Dans ma tradition ghanéenne, la résonance des discours de combat spirituel avec les croyances traditionnelles sur le mal signifie que la quasi-totalité des Églises prennent très au sérieux la théologie du mal. On enseigne même à croire que, dans le cadre de la mission, la résistance à l’Évangile est parfois provoquée par des agents de Satan, dont notamment les esprits malveillants associés aux religions autochtones. Les agents de Satan, croit-on, aveugleraient les convertis potentiels à la vérité et les conduiraient aussi à la ruine en les poussant à faire toutes sortes de mauvais choix moraux dans leur vie, notamment boire, fumer et des perversions sexuelles.

En outre, les discours ghanéens sur le combat spirituel identifient des « démons territoriaux », dont les activités comprennent une influence négative sur des communautés entières. La capacité des Églises pentecôtistes à traiter les esprits surnaturels explique en partie la croissance des Églises pentecôtistes indépendantes en Afrique.[3]

La soumission du mal surnaturel est censée ouvrir la voie à la prospérité et au bien-être humains. Satan, croit-on, travaille par l’intermédiaire de divers agents mauvais et il utilise des stratégies et des astuces pour exécuter son plan. Cela dit, le discours sur le combat spirituel déclare que les chrétiens doivent avoir l’assurance qu’ils ont reçu de Dieu la puissance de résister à ces desseins et stratégies (1 P 5.8-9).[4] Les témoignages abondent chez les membres des Églises pentecôtistes ou charismatiques qui attribuent leur adhésion à ces Églises à de tels épisodes de délivrance de démons. C’est en partie la raison pour laquelle les campagnes d’évangélisation pentecôtistes africaines, par exemple, sont souvent annoncées comme des réunions de « guérison et délivrance ». Les signes de combat spirituel qui se produisent dans ces lieux ont souvent été cités par les victimes d’affliction spirituelle comme une raison importante de leur conversion au Christ.

Portes d’entrée des démons

Quand Pierre parle de « votre adversaire, le diable rôde comme un lion rugissant » (1 P 5.8 ; Actes 8.4-8), les Africains qui pratiquent le combat spirituel comprennent en général qu’il parle également de comment le diable opère par l’intermédiaire de divers esprits mauvais. Au Ghana, les partisans du combat spirituel ont développé un ensemble de principes et de discours généraux à l’appui des pratiques d’exorcisme, de guérison et de délivrance :

  • Ce que la personne écoute, mange, sent et voit, et avec qui elle a des rapports sexuels, pourraient tous servir de « porte d’entrée » à un trouble démoniaque.
  • Les rites de passage africains traditionnels – naissance, puberté, mariage – sont également considérés par ceux qui s’engagent dans le combat spirituel comme des sources de contamination démoniaque.
  • Au cours des « prières de combat », comme j’en ai été témoin dans les traditions ghanéennes de guérison et de délivrance, les esprits mauvais sont censés sortir par les « portes démoniaques » que sont supposées être les orifices du corps, par des bâillements, des vomissements, l’urination et la déjection de matières fécales.

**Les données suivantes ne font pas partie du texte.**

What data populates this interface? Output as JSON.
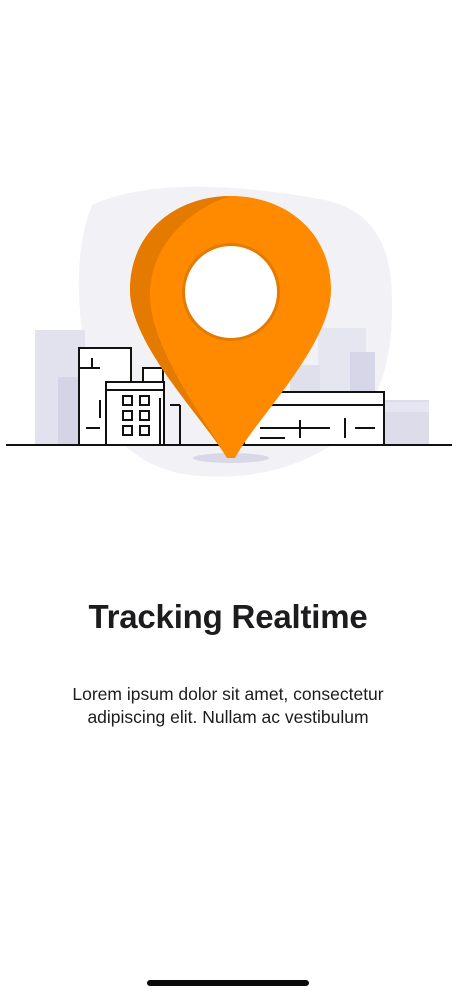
{
  "onboarding": {
    "illustration_icon": "map-pin-with-buildings",
    "title": "Tracking Realtime",
    "description": "Lorem ipsum dolor sit amet, consectetur adipiscing elit. Nullam ac vestibulum"
  },
  "colors": {
    "accent": "#FF8A00",
    "accent_dark": "#E57A00",
    "text": "#1C1C1E",
    "blob": "#F2F2F6",
    "building_fill": "#DCDCEB"
  }
}
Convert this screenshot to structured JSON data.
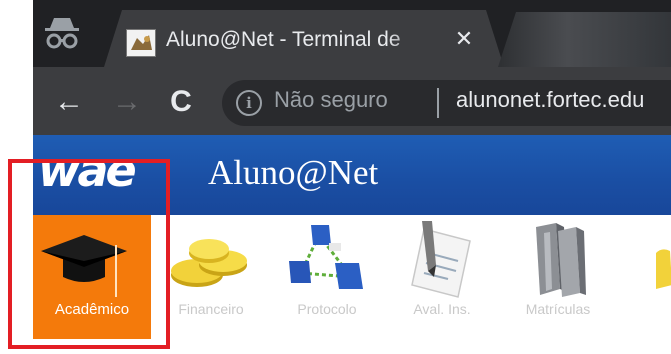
{
  "browser": {
    "tab": {
      "title": "Aluno@Net - Terminal de",
      "close_glyph": "✕",
      "favicon": "app-favicon-icon"
    },
    "nav": {
      "back_glyph": "←",
      "forward_glyph": "→",
      "reload_glyph": "C"
    },
    "address_bar": {
      "info_glyph": "i",
      "security_label": "Não seguro",
      "url": "alunonet.fortec.edu"
    }
  },
  "app": {
    "logo_text": "wae",
    "title": "Aluno@Net",
    "header_color": "#1a4ea3"
  },
  "menu": {
    "items": [
      {
        "label": "Acadêmico",
        "icon": "graduation-cap-icon",
        "active": true
      },
      {
        "label": "Financeiro",
        "icon": "coins-icon",
        "active": false
      },
      {
        "label": "Protocolo",
        "icon": "network-icon",
        "active": false
      },
      {
        "label": "Aval. Ins.",
        "icon": "document-signing-icon",
        "active": false
      },
      {
        "label": "Matrículas",
        "icon": "books-icon",
        "active": false
      }
    ],
    "active_color": "#f47a0b",
    "highlight_color": "#e31e24"
  }
}
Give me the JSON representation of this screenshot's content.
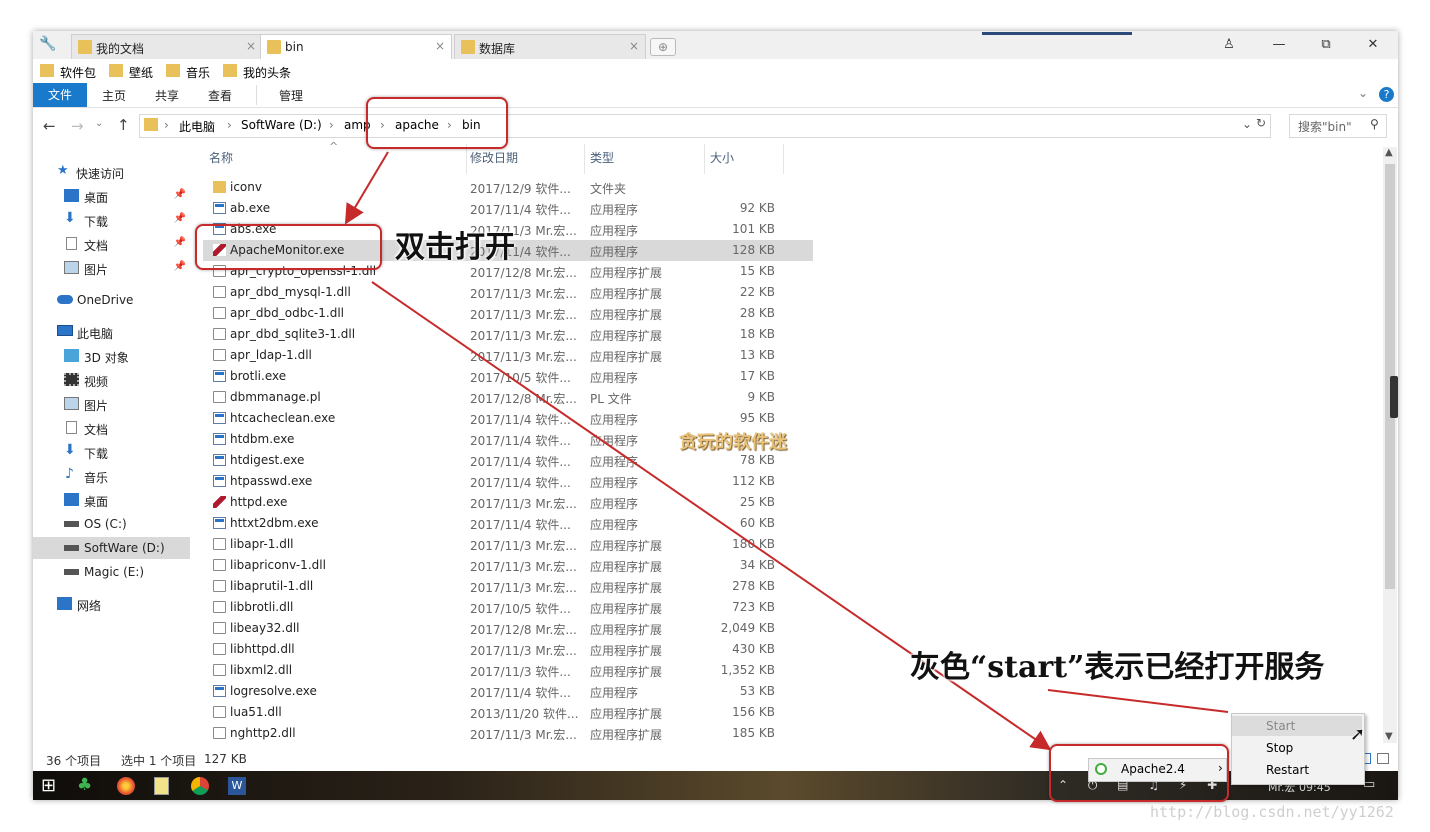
{
  "tabs": [
    {
      "label": "我的文档",
      "close": "×"
    },
    {
      "label": "bin",
      "close": "×"
    },
    {
      "label": "数据库",
      "close": "×"
    }
  ],
  "window_controls": {
    "user": "♙",
    "minimize": "—",
    "restore": "⧉",
    "close": "✕"
  },
  "favorites": [
    "软件包",
    "壁纸",
    "音乐",
    "我的头条"
  ],
  "ribbon": {
    "file": "文件",
    "home": "主页",
    "share": "共享",
    "view": "查看",
    "manage": "管理"
  },
  "address": {
    "crumbs": [
      "此电脑",
      "SoftWare (D:)",
      "amp",
      "apache",
      "bin"
    ],
    "search_placeholder": "搜索\"bin\""
  },
  "sidebar": {
    "quick": "快速访问",
    "quick_items": [
      "桌面",
      "下载",
      "文档",
      "图片"
    ],
    "onedrive": "OneDrive",
    "thispc": "此电脑",
    "pc_items": [
      "3D 对象",
      "视频",
      "图片",
      "文档",
      "下载",
      "音乐",
      "桌面",
      "OS (C:)",
      "SoftWare (D:)",
      "Magic (E:)"
    ],
    "network": "网络"
  },
  "columns": {
    "name": "名称",
    "date": "修改日期",
    "type": "类型",
    "size": "大小"
  },
  "files": [
    {
      "name": "iconv",
      "date": "2017/12/9 软件...",
      "type": "文件夹",
      "size": "",
      "icon": "folder"
    },
    {
      "name": "ab.exe",
      "date": "2017/11/4 软件...",
      "type": "应用程序",
      "size": "92 KB",
      "icon": "exe"
    },
    {
      "name": "abs.exe",
      "date": "2017/11/3 Mr.宏...",
      "type": "应用程序",
      "size": "101 KB",
      "icon": "exe"
    },
    {
      "name": "ApacheMonitor.exe",
      "date": "2017/11/4 软件...",
      "type": "应用程序",
      "size": "128 KB",
      "icon": "feather"
    },
    {
      "name": "apr_crypto_openssl-1.dll",
      "date": "2017/12/8 Mr.宏...",
      "type": "应用程序扩展",
      "size": "15 KB",
      "icon": "dll"
    },
    {
      "name": "apr_dbd_mysql-1.dll",
      "date": "2017/11/3 Mr.宏...",
      "type": "应用程序扩展",
      "size": "22 KB",
      "icon": "dll"
    },
    {
      "name": "apr_dbd_odbc-1.dll",
      "date": "2017/11/3 Mr.宏...",
      "type": "应用程序扩展",
      "size": "28 KB",
      "icon": "dll"
    },
    {
      "name": "apr_dbd_sqlite3-1.dll",
      "date": "2017/11/3 Mr.宏...",
      "type": "应用程序扩展",
      "size": "18 KB",
      "icon": "dll"
    },
    {
      "name": "apr_ldap-1.dll",
      "date": "2017/11/3 Mr.宏...",
      "type": "应用程序扩展",
      "size": "13 KB",
      "icon": "dll"
    },
    {
      "name": "brotli.exe",
      "date": "2017/10/5 软件...",
      "type": "应用程序",
      "size": "17 KB",
      "icon": "exe"
    },
    {
      "name": "dbmmanage.pl",
      "date": "2017/12/8 Mr.宏...",
      "type": "PL 文件",
      "size": "9 KB",
      "icon": "dll"
    },
    {
      "name": "htcacheclean.exe",
      "date": "2017/11/4 软件...",
      "type": "应用程序",
      "size": "95 KB",
      "icon": "exe"
    },
    {
      "name": "htdbm.exe",
      "date": "2017/11/4 软件...",
      "type": "应用程序",
      "size": "",
      "icon": "exe"
    },
    {
      "name": "htdigest.exe",
      "date": "2017/11/4 软件...",
      "type": "应用程序",
      "size": "78 KB",
      "icon": "exe"
    },
    {
      "name": "htpasswd.exe",
      "date": "2017/11/4 软件...",
      "type": "应用程序",
      "size": "112 KB",
      "icon": "exe"
    },
    {
      "name": "httpd.exe",
      "date": "2017/11/3 Mr.宏...",
      "type": "应用程序",
      "size": "25 KB",
      "icon": "feather"
    },
    {
      "name": "httxt2dbm.exe",
      "date": "2017/11/4 软件...",
      "type": "应用程序",
      "size": "60 KB",
      "icon": "exe"
    },
    {
      "name": "libapr-1.dll",
      "date": "2017/11/3 Mr.宏...",
      "type": "应用程序扩展",
      "size": "180 KB",
      "icon": "dll"
    },
    {
      "name": "libapriconv-1.dll",
      "date": "2017/11/3 Mr.宏...",
      "type": "应用程序扩展",
      "size": "34 KB",
      "icon": "dll"
    },
    {
      "name": "libaprutil-1.dll",
      "date": "2017/11/3 Mr.宏...",
      "type": "应用程序扩展",
      "size": "278 KB",
      "icon": "dll"
    },
    {
      "name": "libbrotli.dll",
      "date": "2017/10/5 软件...",
      "type": "应用程序扩展",
      "size": "723 KB",
      "icon": "dll"
    },
    {
      "name": "libeay32.dll",
      "date": "2017/12/8 Mr.宏...",
      "type": "应用程序扩展",
      "size": "2,049 KB",
      "icon": "dll"
    },
    {
      "name": "libhttpd.dll",
      "date": "2017/11/3 Mr.宏...",
      "type": "应用程序扩展",
      "size": "430 KB",
      "icon": "dll"
    },
    {
      "name": "libxml2.dll",
      "date": "2017/11/3 软件...",
      "type": "应用程序扩展",
      "size": "1,352 KB",
      "icon": "dll"
    },
    {
      "name": "logresolve.exe",
      "date": "2017/11/4 软件...",
      "type": "应用程序",
      "size": "53 KB",
      "icon": "exe"
    },
    {
      "name": "lua51.dll",
      "date": "2013/11/20 软件...",
      "type": "应用程序扩展",
      "size": "156 KB",
      "icon": "dll"
    },
    {
      "name": "nghttp2.dll",
      "date": "2017/11/3 Mr.宏...",
      "type": "应用程序扩展",
      "size": "185 KB",
      "icon": "dll"
    }
  ],
  "status": {
    "count": "36 个项目",
    "selected": "选中 1 个项目",
    "size": "127 KB"
  },
  "annotations": {
    "double_click": "双击打开",
    "gray_start": "灰色“start”表示已经打开服务"
  },
  "context_menu": {
    "start": "Start",
    "stop": "Stop",
    "restart": "Restart"
  },
  "tray_menu": {
    "service": "Apache2.4",
    "arrow": "›"
  },
  "watermark": "贪玩的软件迷",
  "credit": "http://blog.csdn.net/yy1262",
  "colors": {
    "accent": "#1979ca",
    "annotation_red": "#c62a2a",
    "selection": "#d9d9d9"
  }
}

Combat spirituel et christianisme dans le monde

Jésus a dit : « Le voleur ne vient que pour voler, abattre et détruire ; moi, je suis venu pour qu’ils aient la vie et l’aient en abondance. » (Jean 10.10). Dans les discours sur le combat spirituel, on croit que lorsque la délivrance vient, comme nous le voyons dans cette déclaration de Jésus, elle s’accompagne d’abondance.


Power Evangelism by John Wimber

Le combat spirituel est un phénomène mondial.[5] C’est un thème qui n’a pas encore été complètement exploré dans l’étude du christianisme dans le monde. Bien que les systèmes de croyance africains aient joué un rôle pour le populariser dans des endroits comme le Ghana, même ici, une partie de l’influence vient d’une vague particulière du pentecôtisme dans le monde, notamment les ministères de Peter Wagner et Derek Prince.[6] À leur manière, les écrits de Walter Wink ont également eu une incidence internationale pour ce qui est de la nature du mal structurel ou systémique en relation avec les catégories bibliques du combat spirituel.

L’une des œuvres les plus connues de feu John Wimber, des Églises Vineyard, est Allez… évangélisez. Il est disponible dans tout le monde évangélique chrétien depuis sa publication au milieu des années 1990.[7] Wimber y défend l’idée d’un Dieu « transformateur qui revêt de puissance et crée, rachète et renouvelle par la mise à disposition sans équivoque de diverses formes de puissance ».[8]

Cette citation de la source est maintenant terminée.